W3C home > Mailing lists > Public > public-identity@w3.org > December 2011

Re: Crypto HW Requirements (why it is out of scope)

From: Anders Rundgren <anders.rundgren@telia.com>
Date: Thu, 01 Dec 2011 09:55:18 +0100
Message-ID: <4ED740F6.6020401@telia.com>
To: Mitch Zollinger <mzollinger@netflix.com>
CC: public-identity@w3.org
Since we are apparently *not* getting any information from the platform vendors
mentioned on how *they* address these issues in *already released* and
soon-to-be released products this activity remains firmly dead-in-the-water
including the "Korean bank" use-case.

W3C needs to move on to more fruitful areas like non-controversial
*domain-restricted* cryptographic JS APIs with [IMO] fairly limited use-cases
and leave "the real stuff" to the vendors and Darwin (the market) to sort out.

The TrustedComputingGroup (which I am an invited expert member of) dismissed
standardization of the enrollment part for TPMs, presumably for a reason.

Actually there is already a JS-callable Crypto API in MSIE.  It is known
as "CertEnroll" and verifies my claims that opening up a cryptographic
subsystem to untrusted browser-code is a unwieldy concept.  However, it was
introduced with Windows 98 and at that time we didn't know better :-)

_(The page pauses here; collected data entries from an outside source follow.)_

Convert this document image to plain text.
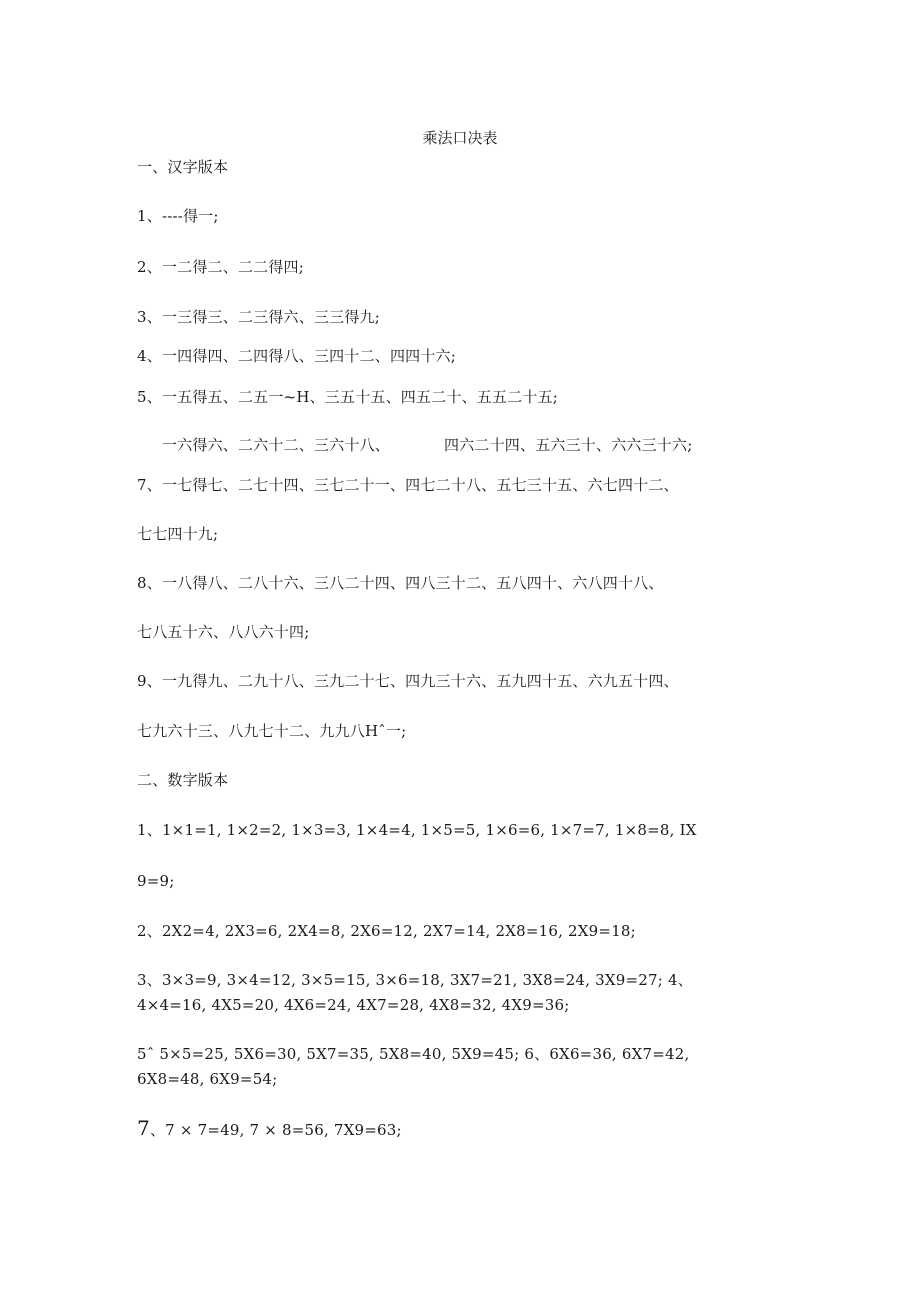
乘法口决表
一、汉字版本
1、----得一;
2、一二得二、二二得四;
3、一三得三、二三得六、三三得九;
4、一四得四、二四得八、三四十二、四四十六;
5、一五得五、二五一~H、三五十五、四五二十、五五二十五;
一六得六、二六十二、三六十八、	四六二十四、五六三十、六六三十六;
7、一七得七、二七十四、三七二十一、四七二十八、五七三十五、六七四十二、
七七四十九;
8、一八得八、二八十六、三八二十四、四八三十二、五八四十、六八四十八、
七八五十六、八八六十四;
9、一九得九、二九十八、三九二十七、四九三十六、五九四十五、六九五十四、
七九六十三、八九七十二、九九八Hˆ一;
二、数字版本
1、1×1=1, 1×2=2, 1×3=3, 1×4=4, 1×5=5, 1×6=6, 1×7=7, 1×8=8, IX
9=9;
2、2X2=4, 2X3=6, 2X4=8, 2X6=12, 2X7=14, 2X8=16, 2X9=18;
3、3×3=9, 3×4=12, 3×5=15, 3×6=18, 3X7=21, 3X8=24, 3X9=27; 4、
4×4=16, 4X5=20, 4X6=24, 4X7=28, 4X8=32, 4X9=36;
5ˆ 5×5=25, 5X6=30, 5X7=35, 5X8=40, 5X9=45; 6、6X6=36, 6X7=42,
6X8=48, 6X9=54;
7、7 × 7=49, 7 × 8=56, 7X9=63;
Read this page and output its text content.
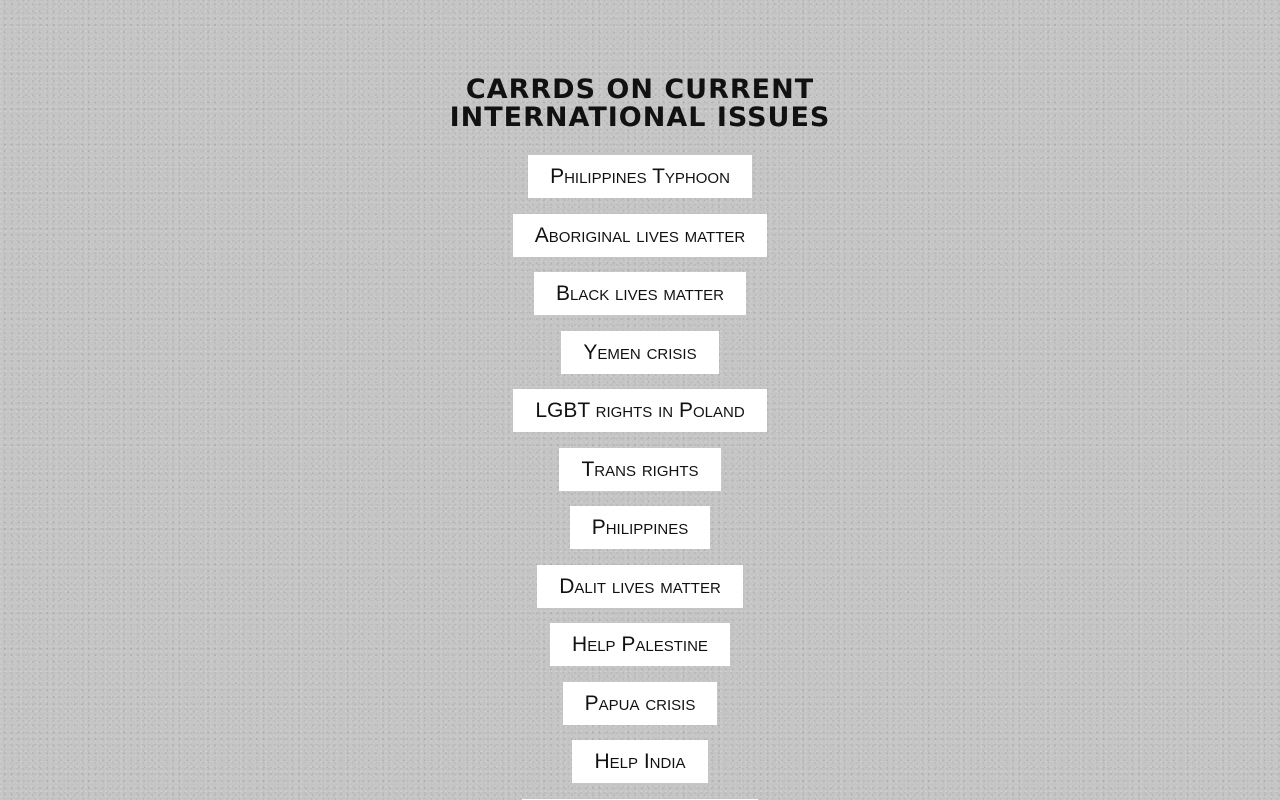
CARRDS ON CURRENT
INTERNATIONAL ISSUES
Philippines Typhoon
Aboriginal lives matter
Black lives matter
Yemen crisis
LGBT rights in Poland
Trans rights
Philippines
Dalit lives matter
Help Palestine
Papua crisis
Help India
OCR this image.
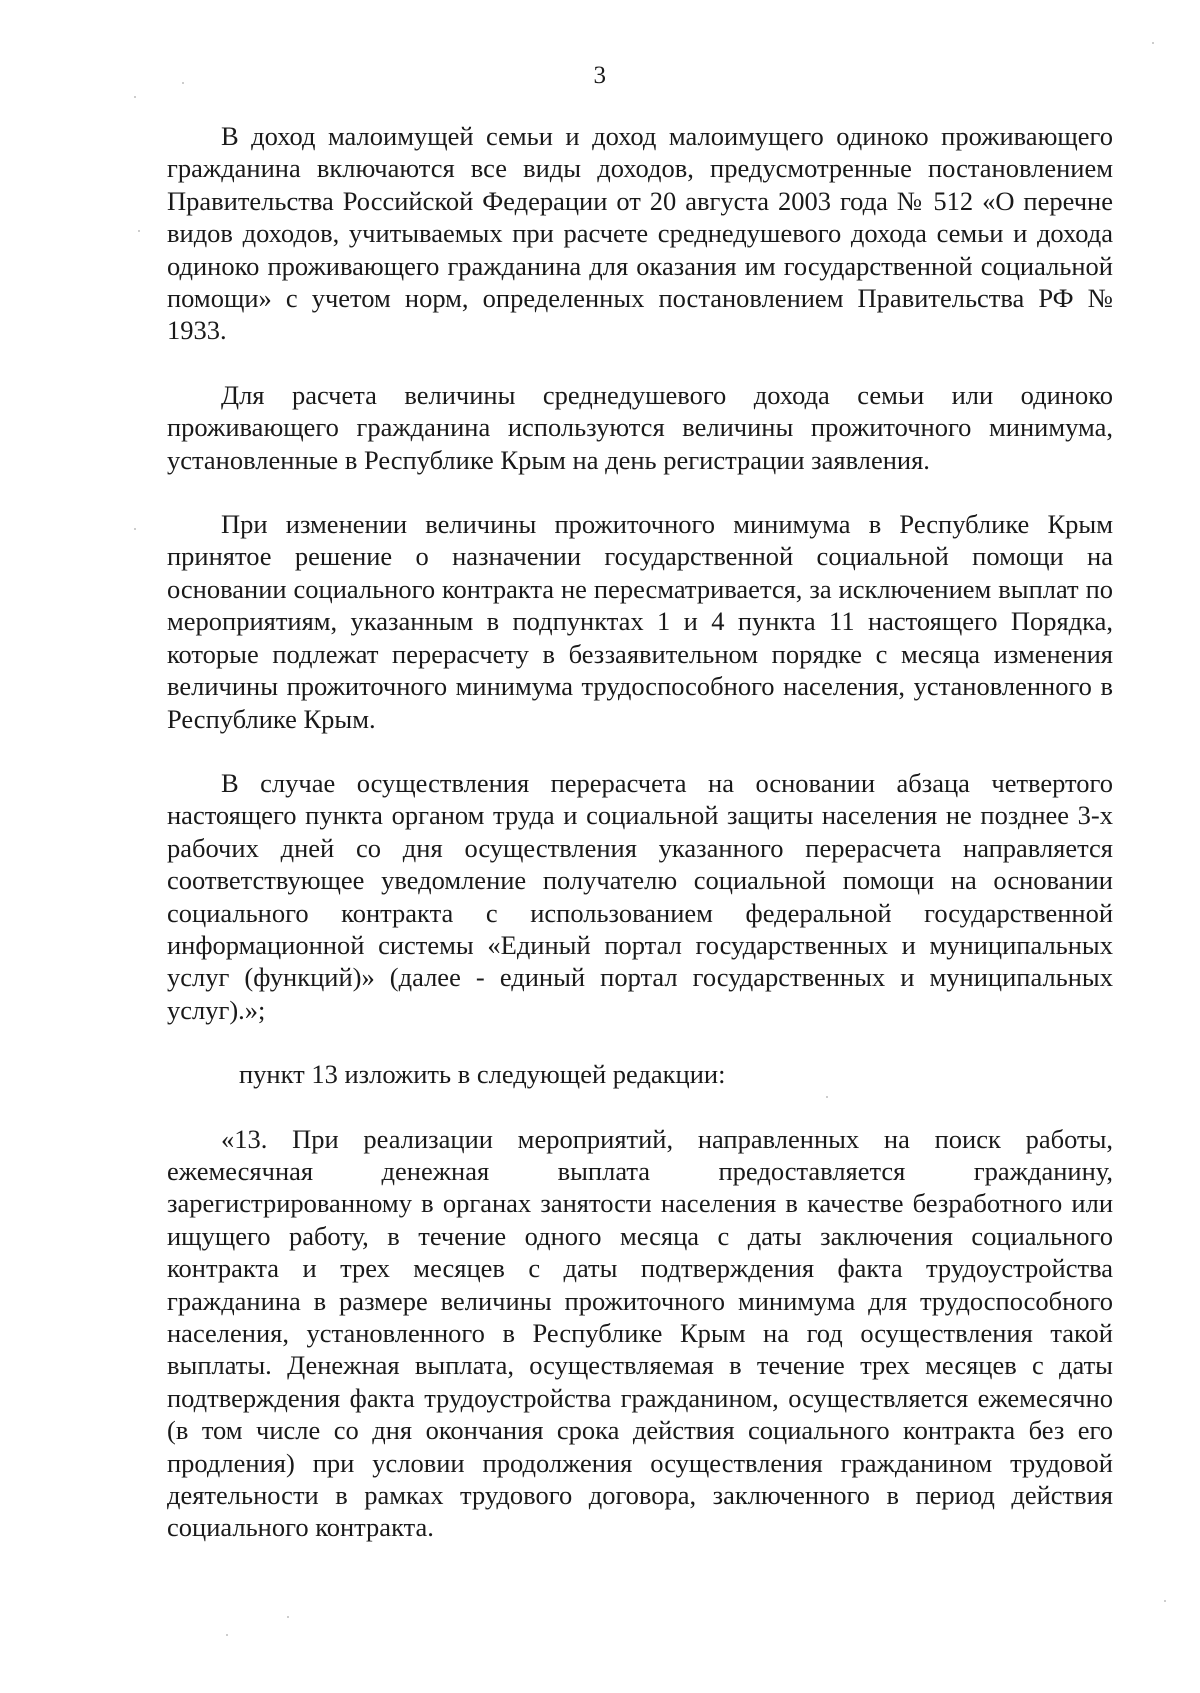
3

В доход малоимущей семьи и доход малоимущего одиноко проживающего гражданина включаются все виды доходов, предусмотренные постановлением Правительства Российской Федерации от 20 августа 2003 года № 512 «О перечне видов доходов, учитываемых при расчете среднедушевого дохода семьи и дохода одиноко проживающего гражданина для оказания им государственной социальной помощи» с учетом норм, определенных постановлением Правительства РФ № 1933.

Для расчета величины среднедушевого дохода семьи или одиноко проживающего гражданина используются величины прожиточного минимума, установленные в Республике Крым на день регистрации заявления.

При изменении величины прожиточного минимума в Республике Крым принятое решение о назначении государственной социальной помощи на основании социального контракта не пересматривается, за исключением выплат по мероприятиям, указанным в подпунктах 1 и 4 пункта 11 настоящего Порядка, которые подлежат перерасчету в беззаявительном порядке с месяца изменения величины прожиточного минимума трудоспособного населения, установленного в Республике Крым.

В случае осуществления перерасчета на основании абзаца четвертого настоящего пункта органом труда и социальной защиты населения не позднее 3-х рабочих дней со дня осуществления указанного перерасчета направляется соответствующее уведомление получателю социальной помощи на основании социального контракта с использованием федеральной государственной информационной системы «Единый портал государственных и муниципальных услуг (функций)» (далее - единый портал государственных и муниципальных услуг).»;

пункт 13 изложить в следующей редакции:

«13. При реализации мероприятий, направленных на поиск работы, ежемесячная денежная выплата предоставляется гражданину, зарегистрированному в органах занятости населения в качестве безработного или ищущего работу, в течение одного месяца с даты заключения социального контракта и трех месяцев с даты подтверждения факта трудоустройства гражданина в размере величины прожиточного минимума для трудоспособного населения, установленного в Республике Крым на год осуществления такой выплаты. Денежная выплата, осуществляемая в течение трех месяцев с даты подтверждения факта трудоустройства гражданином, осуществляется ежемесячно (в том числе со дня окончания срока действия социального контракта без его продления) при условии продолжения осуществления гражданином трудовой деятельности в рамках трудового договора, заключенного в период действия социального контракта.
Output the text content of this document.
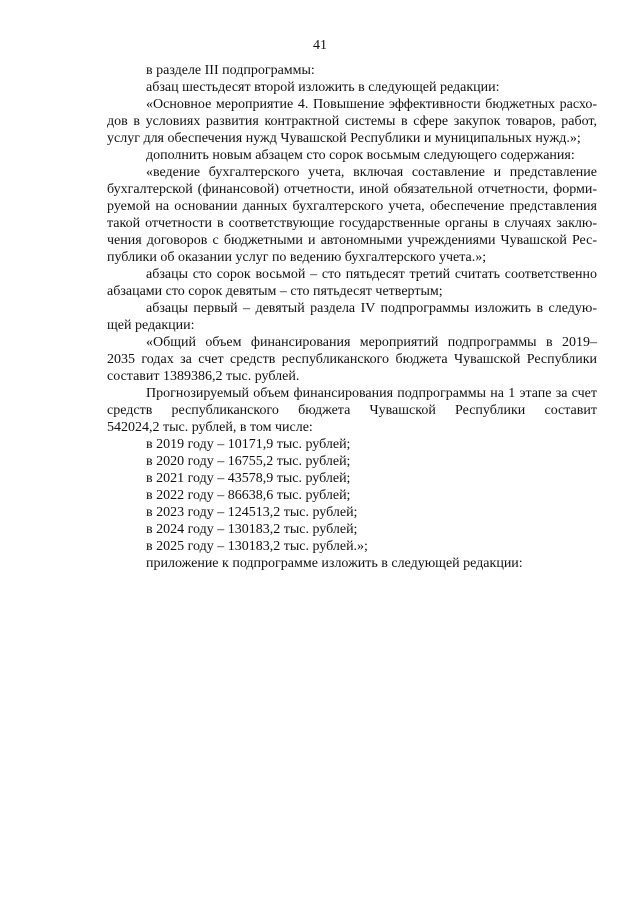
41

в разделе III подпрограммы:

абзац шестьдесят второй изложить в следующей редакции:

«Основное мероприятие 4. Повышение эффективности бюджетных расхо-

дов в условиях развития контрактной системы в сфере закупок товаров, работ,

услуг для обеспечения нужд Чувашской Республики и муниципальных нужд.»;

дополнить новым абзацем сто сорок восьмым следующего содержания:

«ведение бухгалтерского учета, включая составление и представление

бухгалтерской (финансовой) отчетности, иной обязательной отчетности, форми-

руемой на основании данных бухгалтерского учета, обеспечение представления

такой отчетности в соответствующие государственные органы в случаях заклю-

чения договоров с бюджетными и автономными учреждениями Чувашской Рес-

публики об оказании услуг по ведению бухгалтерского учета.»;

абзацы сто сорок восьмой – сто пятьдесят третий считать соответственно

абзацами сто сорок девятым – сто пятьдесят четвертым;

абзацы первый – девятый раздела IV подпрограммы изложить в следую-

щей редакции:

«Общий объем финансирования мероприятий подпрограммы в 2019–

2035 годах за счет средств республиканского бюджета Чувашской Республики

составит 1389386,2 тыс. рублей.

Прогнозируемый объем финансирования подпрограммы на 1 этапе за счет

средств республиканского бюджета Чувашской Республики составит

542024,2 тыс. рублей, в том числе:

в 2019 году – 10171,9 тыс. рублей;

в 2020 году – 16755,2 тыс. рублей;

в 2021 году – 43578,9 тыс. рублей;

в 2022 году – 86638,6 тыс. рублей;

в 2023 году – 124513,2 тыс. рублей;

в 2024 году – 130183,2 тыс. рублей;

в 2025 году – 130183,2 тыс. рублей.»;

приложение к подпрограмме изложить в следующей редакции:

On 2011-12-01 01:25, Mitch Zollinger wrote:
> On 11/22/2011 10:02 PM, Anders Rundgren wrote:
>> The main point with crypto hardware is strong protection of secret/private keys, right?
>> If an API doesn't make it possible to distinguish if keys are created in crypto hardware
>> or are stored in a file on the harddisk, such an API seems fairly useless from an issuer
>> perspective.
> I believe this is true in the generic browser case, yes. However, when 
> WebKit is customized for use case like ours, the generic API used to 
> access runtime generated "session" keys and the HW embedded 
> pre-provisioned keys can be (and actually are with our current 
> implementation) one and the same. Only the names of the keys differ & 
> since we know what our keys are called & which ones are embedded, we 
> kinda' skirt the whole "find out which keys are protected in hardware 
> via the API" issue.
> So long as the APIs don't preclude arbitrarily named keys, we're happy.
> Mitch
>> I'm pretty sure that this is addressed in the Google Wallet but this scheme is currently
>> secret so I don't see how we (at this stage) could even have a meaningful dialog
>> about methods and requirements regarding schemes for supporting crypto hardware.
>> Microsoft has also publicly demonstrated Win8/TPM and U-Prove/smart card schemes
>> without disclosing any details on how keys are provisioned.
>> Trying to create related standards under these circumstances is IMHO simply put silly.
>> I don't consider my own effort in this space a "standardization effort" since it doesn't
>> build on existing crypto hardware or software standards.  I don't believe the latter is
>> even workable as a starting point for both political and technical reasons.